In our lostness, God finds us and God rejoices – no matter how lost in the wilderness we are, no matter how far we have strayed, no matter how far we have been cast aside.

Being found is:

  • Connection with another person in the midst of loss and grief.
  • The experience of recovery – naming our addictions, claiming our stories, and being vulnerable to getting help and making things right.
  • Being seen and named as a human being and not only as our medical diagnosis or mental illness.

Being found is to experience love and to live love and to be love. To defiantly and boldly declare that hate and lostness will not get the final word. To tell lostness itself to get lost.

Once more, the choir sings:

What could be the song?
Where do we begin?
Only in the Love, Love that lifts us up.

God never stops searching us out. God is the love that lifts us up. God is the love that finds us, again and again.

And when we know what it means to be found like that, no matter how we have been lost or for how long, we are compelled to search out and find others who are lost, to bring them back to the safety of the fold we have experienced, to pick them up, dust them off, and say to them: you are home, you are beloved, you belong.

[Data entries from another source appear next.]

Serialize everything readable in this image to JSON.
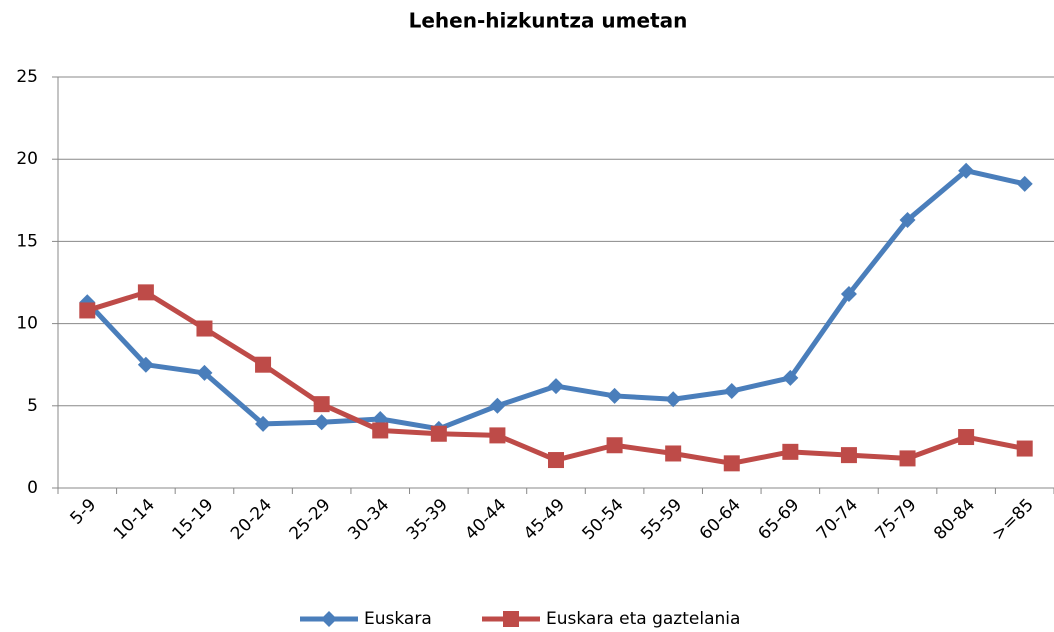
{
  "chart_data": {
    "type": "line",
    "title": "Lehen-hizkuntza umetan",
    "categories": [
      "5-9",
      "10-14",
      "15-19",
      "20-24",
      "25-29",
      "30-34",
      "35-39",
      "40-44",
      "45-49",
      "50-54",
      "55-59",
      "60-64",
      "65-69",
      "70-74",
      "75-79",
      "80-84",
      ">=85"
    ],
    "series": [
      {
        "name": "Euskara",
        "color": "#4a7ebb",
        "marker": "diamond",
        "values": [
          11.3,
          7.5,
          7.0,
          3.9,
          4.0,
          4.2,
          3.6,
          5.0,
          6.2,
          5.6,
          5.4,
          5.9,
          6.7,
          11.8,
          16.3,
          19.3,
          18.5
        ]
      },
      {
        "name": "Euskara eta gaztelania",
        "color": "#be4b48",
        "marker": "square",
        "values": [
          10.8,
          11.9,
          9.7,
          7.5,
          5.1,
          3.5,
          3.3,
          3.2,
          1.7,
          2.6,
          2.1,
          1.5,
          2.2,
          2.0,
          1.8,
          3.1,
          2.4
        ]
      }
    ],
    "ylim": [
      0,
      25
    ],
    "yticks": [
      0,
      5,
      10,
      15,
      20,
      25
    ],
    "grid": true,
    "legend": "bottom"
  }
}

Where do we begin? Only in the Love. Love that calls all of us to seek those who are lost, to find them, to welcome them back, as God has first welcomed us back.

God is where the lost things are (Debie Thomas), and God will stop at nothing to go to the very edges of lostness to find us and bring us back. To pick us up, dust us off, and embrace us in an everlasting embrace – no matter how we’ve come to be lost, or how long we’ve been lost.

And if God is where the lost things are, then we are called to get lost, my friends.

Get lost! Get lost in the waters of this font that wash over us and name us as God’s beloved. Get lost in the fullness of this meal that fills us with God’s love. Get lost in the kind of reckless love of a God who gets lost for us. Get lost in the joy of finding and being found.